Containerization on Linux in detail - LXC and OpenVZ. Part 1

Hello!

In the last article we started talking about the advantages of container insulation (containerization), now I would like to delve into the technical aspects of the implementation of containers.

Linux Containerization

For Linux, there are at least three container implementations:

Linux upstream containers (namespaces + cgroups)
Linux VServer
Openvz

Wait, where is the LXC and what is the Linux upstream containers with namespaces and cgroups? If we are discussing the Linux kernel subsystem, which is responsible for isolating sets of processes from each other, then calling it LXC is categorically wrong for the reason that LXC is a proper name, the name of the utility set is only for managing the Linux kernel subsystems, and not for ensuring containers in the core!
')
The mechanisms that enable containers inside the kernel are called namespaces (here’s a good overview of this functionality). In addition, for the limitations of various container resources (the amount of memory used, the load on the disk, the load on the central processor) are responsible for the kernel mechanism - cgroups ( overview ). And in turn, I decided to combine both of these technologies under the name Linux upstream containers, that is, containers from the current version of the Linux kernel with kernel.org.
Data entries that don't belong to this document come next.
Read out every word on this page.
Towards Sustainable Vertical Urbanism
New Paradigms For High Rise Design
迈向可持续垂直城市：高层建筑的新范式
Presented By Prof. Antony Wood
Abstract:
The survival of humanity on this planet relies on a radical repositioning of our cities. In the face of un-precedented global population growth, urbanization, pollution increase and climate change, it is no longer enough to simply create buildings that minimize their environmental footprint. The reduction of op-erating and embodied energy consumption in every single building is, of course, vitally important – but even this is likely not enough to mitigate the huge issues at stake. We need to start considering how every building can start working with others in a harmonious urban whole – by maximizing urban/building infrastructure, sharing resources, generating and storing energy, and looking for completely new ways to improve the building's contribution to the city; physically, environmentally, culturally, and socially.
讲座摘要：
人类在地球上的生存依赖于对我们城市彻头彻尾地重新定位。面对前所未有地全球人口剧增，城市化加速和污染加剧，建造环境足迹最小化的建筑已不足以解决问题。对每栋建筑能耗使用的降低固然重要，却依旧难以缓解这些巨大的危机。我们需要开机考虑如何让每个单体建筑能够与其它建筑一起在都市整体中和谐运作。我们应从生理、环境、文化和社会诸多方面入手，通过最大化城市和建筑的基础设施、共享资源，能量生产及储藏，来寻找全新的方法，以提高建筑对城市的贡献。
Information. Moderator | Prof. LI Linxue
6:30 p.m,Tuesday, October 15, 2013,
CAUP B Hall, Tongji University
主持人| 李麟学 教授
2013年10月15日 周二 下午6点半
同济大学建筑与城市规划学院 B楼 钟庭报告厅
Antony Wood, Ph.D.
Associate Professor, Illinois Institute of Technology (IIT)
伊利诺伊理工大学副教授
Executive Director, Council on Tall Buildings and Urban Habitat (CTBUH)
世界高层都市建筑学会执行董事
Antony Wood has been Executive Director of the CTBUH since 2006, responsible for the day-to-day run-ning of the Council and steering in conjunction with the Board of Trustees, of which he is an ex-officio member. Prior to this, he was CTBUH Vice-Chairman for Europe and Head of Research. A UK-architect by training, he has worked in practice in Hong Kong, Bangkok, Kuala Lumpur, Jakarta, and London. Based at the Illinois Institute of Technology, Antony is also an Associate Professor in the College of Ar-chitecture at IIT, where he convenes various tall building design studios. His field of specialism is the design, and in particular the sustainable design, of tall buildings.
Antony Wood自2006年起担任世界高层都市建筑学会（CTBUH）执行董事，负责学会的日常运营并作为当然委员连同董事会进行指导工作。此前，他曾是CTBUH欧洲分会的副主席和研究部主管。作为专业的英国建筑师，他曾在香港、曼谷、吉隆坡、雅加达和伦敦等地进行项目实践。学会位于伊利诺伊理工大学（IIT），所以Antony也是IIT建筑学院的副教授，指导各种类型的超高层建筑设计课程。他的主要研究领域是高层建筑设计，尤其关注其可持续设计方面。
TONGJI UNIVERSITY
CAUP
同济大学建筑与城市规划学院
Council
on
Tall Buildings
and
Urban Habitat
If we talk about user space, such packages as LXC, systemd-nspawn and even vzctl (a utility from the OpenVZ project) are engaged exclusively in creating / deleting namespacs and configuring cgroups for them.

What is OpenVZ?

If with Linux upstream containers everything is more or less clear, since they are included in the Linux kernel, then OpenVZ will require explanations. OpenVZ is an open source project developed by Parallels (formerly known as SwSoft) since 2005 (for more than 8 years) and engaged in the development and support of production ready solutions for containerization based on the Linux kernel (patches are superimposed on the cores from RHEL).

This project consists of two parts - a Linux kernel with patches from the Parallels company (vzkernel), as well as a set of utilities for managing the kernel (vzctl, vzlist, etc.). Since the modified kernel from OpenVZ is built on the basis of the Red Hat Enterprise Linux kernel, it is logical to assume that the recommended OS for OpenVZ is RedHat or CentOS. Also, a lot of work has been done recently to provide OpenVZ support for Debian 7 Wheezy, but for my part, I still recommend using OpenVZ exclusively on CentOS 6.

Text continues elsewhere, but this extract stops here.